Quotatis tisse sa toile (Le Figaro)


La société spécialisée dans la mise en relation sur Internet entre demandeurs de devis et
prestataires locaux renforce son réseau de prestataires en rachetant un de ses
concurrents, devistravo.com.
Après quatre années d'investissements et de déploiement à l'international (Royaume-Uni,
Allemagne et Espagne), Quotatis accentue sa croissance. Cette société spécialisée dans la mise en
relation sur Internet entre demandeurs de devis (particuliers et entreprises) et des prestataires
locaux sur le secteur de l'habitat notamment, a racheté devistravo.com, également présente dans
la mise en relation mais, elle, dans le bâtiment. Et ce, pour renforcer son réseau de prestataires. «
D'après une étude BVA, 96% des personnes interrogées déclarent vouloir consulter au moins trois
prestataires pour faire le bon choix », précise Didier Heen, directeur général de Quotatis.

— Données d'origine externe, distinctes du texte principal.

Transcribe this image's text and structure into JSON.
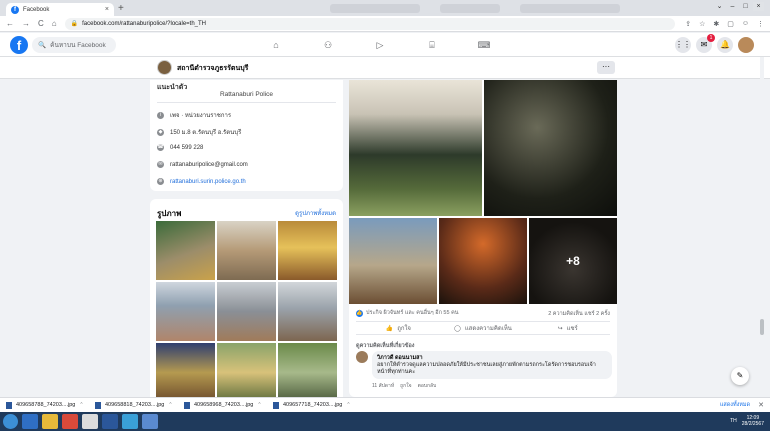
{
  "browser": {
    "tab_title": "Facebook",
    "url": "facebook.com/rattanaburipolice/?locale=th_TH",
    "nav": {
      "back": "←",
      "forward": "→",
      "reload": "C",
      "home": "⌂"
    },
    "toolbar_icons": [
      "⇪",
      "☆",
      "✱",
      "▢",
      "☺",
      "⋮"
    ]
  },
  "fb": {
    "logo": "f",
    "search_placeholder": "ค้นหาบน Facebook",
    "nav_icons": [
      "⌂",
      "⚇",
      "▷",
      "⌸",
      "⌨"
    ],
    "right_icons": {
      "menu": "⋮⋮",
      "messenger": "✉",
      "notifications": "🔔",
      "notif_badge": "1"
    }
  },
  "page": {
    "name": "สถานีตำรวจภูธรรัตนบุรี",
    "more_label": "···"
  },
  "intro": {
    "cut_title": "แนะนำตัว",
    "subname": "Rattanaburi Police",
    "rows": [
      {
        "icon": "i",
        "text": "เพจ · หน่วยงานราชการ"
      },
      {
        "icon": "◆",
        "text": "150 ม.8 ต.รัตนบุรี อ.รัตนบุรี"
      },
      {
        "icon": "☎",
        "text": "044 599 228"
      },
      {
        "icon": "✉",
        "text": "rattanaburipolice@gmail.com"
      },
      {
        "icon": "⊕",
        "text": "rattanaburi.surin.police.go.th"
      }
    ]
  },
  "photos": {
    "title": "รูปภาพ",
    "see_all": "ดูรูปภาพทั้งหมด"
  },
  "post": {
    "more_count": "+8",
    "reaction_icon": "👍",
    "reactors": "ประกิจ ผิวจันทร์ และ คนอื่นๆ อีก 55 คน",
    "counts": "2 ความคิดเห็น  แชร์ 2 ครั้ง",
    "actions": {
      "like": "ถูกใจ",
      "comment": "แสดงความคิดเห็น",
      "share": "แชร์"
    },
    "relevant_label": "ดูความคิดเห็นที่เกี่ยวข้อง",
    "comment": {
      "author": "วิภาวดี ดอนนามสา",
      "text": "อยากให้ตำรวจดูแลความปลอดภัยให้มีประชาชนเลยสู่ภายพักตามรถกระโดรัดการชอบรอบเจ้าหน้าที่ทุกท่านคะ",
      "meta": {
        "time": "11 สัปดาห์",
        "like": "ถูกใจ",
        "reply": "ตอบกลับ"
      }
    }
  },
  "fab_icon": "✎",
  "downloads": {
    "items": [
      {
        "name": "409658788_74203....jpg"
      },
      {
        "name": "409658818_74203....jpg"
      },
      {
        "name": "409658968_74203....jpg"
      },
      {
        "name": "409657718_74203....jpg"
      }
    ],
    "show_all": "แสดงทั้งหมด",
    "close": "✕"
  },
  "taskbar": {
    "tray": "TH",
    "time": "12:09",
    "date": "28/2/2567"
  }
}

Cette opération s'inscrit dans la politique d'acquisitions ciblées de Quotatis. « Notre objectif est de
fédérer l'ensemble des acteurs du marché, les industriels et les institutionnels, soit par des
partenariats, soit par des acquisitions, autour d'un nouveau moteur de monétisation, le « pay-perlead*
». Nous nous positionnons entre le « pay-per-clic » de Google et l'annuaire de Pages Jaunes,
affirme Didier Heen.
Le groupe est ainsi « entremetteur de business de plus d'une centaine de marques telles que Le
Figaro.fr, Orange, TF1.fr, L'Express, Capital, en France, et de Pages Jaunes…en Espagne. « Nous
opérons déjà les demandes détectées par QDQ, la filiale espagnole de Pages Jaunes. Plutôt qu'un
concurrent, je vois les Pages Jaunes comme un partenaire », souligne Didier Heen. Un partenaire
potentiel en France ? « Pourquoi pas ! Pages Jaunes est un challenger en Espagne. Les challengers
sont sans doute plus innovateurs que les leaders », poursuit Didier Heen.

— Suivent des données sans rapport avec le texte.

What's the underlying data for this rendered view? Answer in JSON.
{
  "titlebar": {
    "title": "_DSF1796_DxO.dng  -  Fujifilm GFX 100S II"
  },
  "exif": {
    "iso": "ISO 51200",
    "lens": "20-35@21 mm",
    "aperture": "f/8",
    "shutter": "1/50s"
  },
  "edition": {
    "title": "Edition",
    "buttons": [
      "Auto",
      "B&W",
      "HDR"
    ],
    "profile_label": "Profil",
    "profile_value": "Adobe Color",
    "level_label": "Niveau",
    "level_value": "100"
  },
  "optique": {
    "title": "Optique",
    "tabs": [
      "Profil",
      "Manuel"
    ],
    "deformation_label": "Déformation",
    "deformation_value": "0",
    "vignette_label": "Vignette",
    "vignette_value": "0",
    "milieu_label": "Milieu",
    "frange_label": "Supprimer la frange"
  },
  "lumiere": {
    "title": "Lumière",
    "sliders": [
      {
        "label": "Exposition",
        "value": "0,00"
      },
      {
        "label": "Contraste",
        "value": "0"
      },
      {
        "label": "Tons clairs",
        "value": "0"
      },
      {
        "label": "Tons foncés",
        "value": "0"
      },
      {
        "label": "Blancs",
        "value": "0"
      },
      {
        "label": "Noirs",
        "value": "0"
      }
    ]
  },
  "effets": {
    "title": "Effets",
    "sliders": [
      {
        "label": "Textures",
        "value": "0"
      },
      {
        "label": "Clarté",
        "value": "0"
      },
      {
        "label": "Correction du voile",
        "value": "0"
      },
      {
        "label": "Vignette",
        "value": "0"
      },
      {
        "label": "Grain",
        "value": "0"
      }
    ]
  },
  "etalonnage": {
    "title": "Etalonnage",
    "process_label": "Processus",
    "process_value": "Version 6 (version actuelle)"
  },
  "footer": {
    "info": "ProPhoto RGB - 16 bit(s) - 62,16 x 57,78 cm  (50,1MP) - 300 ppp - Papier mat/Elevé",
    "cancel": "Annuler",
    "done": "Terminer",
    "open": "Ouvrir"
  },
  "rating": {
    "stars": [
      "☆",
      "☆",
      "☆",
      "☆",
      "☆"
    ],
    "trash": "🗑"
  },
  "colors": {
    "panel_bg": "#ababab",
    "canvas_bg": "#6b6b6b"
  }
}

Le rachat de Devistravo va permettre à Quotatis de disposer de 1.200 prestataires de services
supplémentaires qui vont pouvoir accéder aux 600.000 projets que Quotatis traite en moyenne
chaque année, en France, et 1 million si l'on ajoute l'Allemagne, l'Angleterre et l'Espagne.
Poursuivre l'internationalisation
En 2010, Quotatis espère surfer sur la vague « positive » de 2009. « Nous n'avons constaté aucun
effet crise sur nos activités. Malgré le contexte économique incertain, les particuliers n'ont pas
arrêté de rénover leurs habitations. Et continueront à le faire en 2010 », déclare Didier Heen.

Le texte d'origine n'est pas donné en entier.